Quel est le rapport entre la Poste Suisse, la géologie, le Bangladesh et l’anthropologie? Une curiosité sans frontière, qui a guidé mes pas jusqu’à l’Académie de Journalisme et des Médias.

Depuis 2004, c’est par les chemins de traverse que j’ai rejoint la grande route du journalisme ; après l’obtention, en 2010 à Neuchâtel, d’un Bachelor en Sociologie et Géologie qui a pour mérite de combler mon égal intérêt pour les sciences de la terre et le monde social, j’emprunte ce chemin de terre du côté de Zollikofen. C’est une impasse… Mais ce début de Master engagé en sciences agronomiques et forestières m’offre un épatant détour de six mois dans l’aide au développement au Bangladesh, dont je reviens décidée à décortiquer la société des hommes et des femmes. J’entame donc un master en anthropologie à Lausanne. Mais nécessité fait loi, je mène une vie professionnelle en parallèle. Celle-ci se traduit par une exploration de 7 ans, pour découvrir le monde en jaune, en tant que factrice à la Poste à Neuchâtel.  Riche de cette expérience, je rédige, dans le cadre de mes études d’anthropologie,  un mémoire sur la numérisation du métier de facteur. Nous sommes en 2015.

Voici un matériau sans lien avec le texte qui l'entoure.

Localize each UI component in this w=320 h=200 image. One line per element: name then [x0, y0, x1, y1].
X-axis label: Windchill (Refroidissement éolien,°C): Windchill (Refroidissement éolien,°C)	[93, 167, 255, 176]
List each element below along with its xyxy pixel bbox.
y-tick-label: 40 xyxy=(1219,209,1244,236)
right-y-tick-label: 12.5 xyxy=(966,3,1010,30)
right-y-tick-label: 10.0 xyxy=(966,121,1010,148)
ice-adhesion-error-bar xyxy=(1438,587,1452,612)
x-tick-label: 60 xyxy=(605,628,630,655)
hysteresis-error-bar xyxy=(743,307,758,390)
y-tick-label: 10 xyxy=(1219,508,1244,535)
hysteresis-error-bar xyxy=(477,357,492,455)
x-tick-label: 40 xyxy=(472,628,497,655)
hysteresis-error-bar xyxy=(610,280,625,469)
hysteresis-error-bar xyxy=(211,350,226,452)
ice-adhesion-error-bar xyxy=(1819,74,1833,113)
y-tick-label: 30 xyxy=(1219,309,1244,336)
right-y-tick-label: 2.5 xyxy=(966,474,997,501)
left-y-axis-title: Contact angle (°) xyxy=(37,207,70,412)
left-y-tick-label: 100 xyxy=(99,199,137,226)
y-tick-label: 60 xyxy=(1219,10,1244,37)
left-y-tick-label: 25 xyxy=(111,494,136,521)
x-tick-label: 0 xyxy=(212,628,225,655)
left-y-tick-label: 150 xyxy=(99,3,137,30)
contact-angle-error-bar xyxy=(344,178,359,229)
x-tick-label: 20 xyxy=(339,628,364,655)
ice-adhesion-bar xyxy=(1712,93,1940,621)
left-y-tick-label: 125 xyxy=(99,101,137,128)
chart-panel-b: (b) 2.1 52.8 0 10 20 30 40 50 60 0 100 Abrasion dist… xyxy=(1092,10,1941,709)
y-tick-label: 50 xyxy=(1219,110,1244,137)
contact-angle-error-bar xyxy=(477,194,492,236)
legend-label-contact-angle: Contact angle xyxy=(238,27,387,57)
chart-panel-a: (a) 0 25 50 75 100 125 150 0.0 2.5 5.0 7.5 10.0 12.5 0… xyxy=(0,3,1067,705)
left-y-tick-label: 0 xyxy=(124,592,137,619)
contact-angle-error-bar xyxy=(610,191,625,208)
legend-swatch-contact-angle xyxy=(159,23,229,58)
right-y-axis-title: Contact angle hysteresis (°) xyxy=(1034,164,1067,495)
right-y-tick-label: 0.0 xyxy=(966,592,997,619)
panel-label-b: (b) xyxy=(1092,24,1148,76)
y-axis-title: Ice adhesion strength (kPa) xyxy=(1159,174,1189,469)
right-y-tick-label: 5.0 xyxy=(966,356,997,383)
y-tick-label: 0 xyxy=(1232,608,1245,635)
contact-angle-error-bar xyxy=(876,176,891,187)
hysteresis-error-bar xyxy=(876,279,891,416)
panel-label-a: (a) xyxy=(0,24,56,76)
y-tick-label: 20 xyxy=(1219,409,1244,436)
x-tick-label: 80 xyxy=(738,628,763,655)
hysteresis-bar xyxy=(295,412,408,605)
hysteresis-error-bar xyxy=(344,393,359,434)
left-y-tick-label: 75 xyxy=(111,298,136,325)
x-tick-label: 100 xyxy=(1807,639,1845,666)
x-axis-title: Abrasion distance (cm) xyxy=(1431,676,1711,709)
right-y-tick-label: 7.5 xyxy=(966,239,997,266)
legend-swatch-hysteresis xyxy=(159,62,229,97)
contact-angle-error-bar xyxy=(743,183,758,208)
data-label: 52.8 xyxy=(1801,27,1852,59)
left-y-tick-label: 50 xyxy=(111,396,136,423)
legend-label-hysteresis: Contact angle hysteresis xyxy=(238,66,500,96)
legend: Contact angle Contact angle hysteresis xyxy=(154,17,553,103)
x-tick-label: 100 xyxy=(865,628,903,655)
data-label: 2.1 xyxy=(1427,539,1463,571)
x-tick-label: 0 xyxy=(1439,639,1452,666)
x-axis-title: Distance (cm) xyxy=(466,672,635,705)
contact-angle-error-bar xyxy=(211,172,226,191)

Deux ans passent : je travaille encore à la Poste en tant que suppléante de formation. Charlie Hebdo a été attaqué, Trump devient président, l’Hebdo disparait, Arcinfo distribue son titre le dernier jeudi de chaque mois à tous les ménages de Neuchâtel. Il est temps de prendre le parti de l’article 17 de la Constitution fédérale de la Confédération Suisse! Et je m’en réjouis.

J’ai une fille merveilleuse de 4 ans. Je veux qu’elle grandisse dans un monde libre, ou du moins dans un monde où l’on peut défendre sa liberté.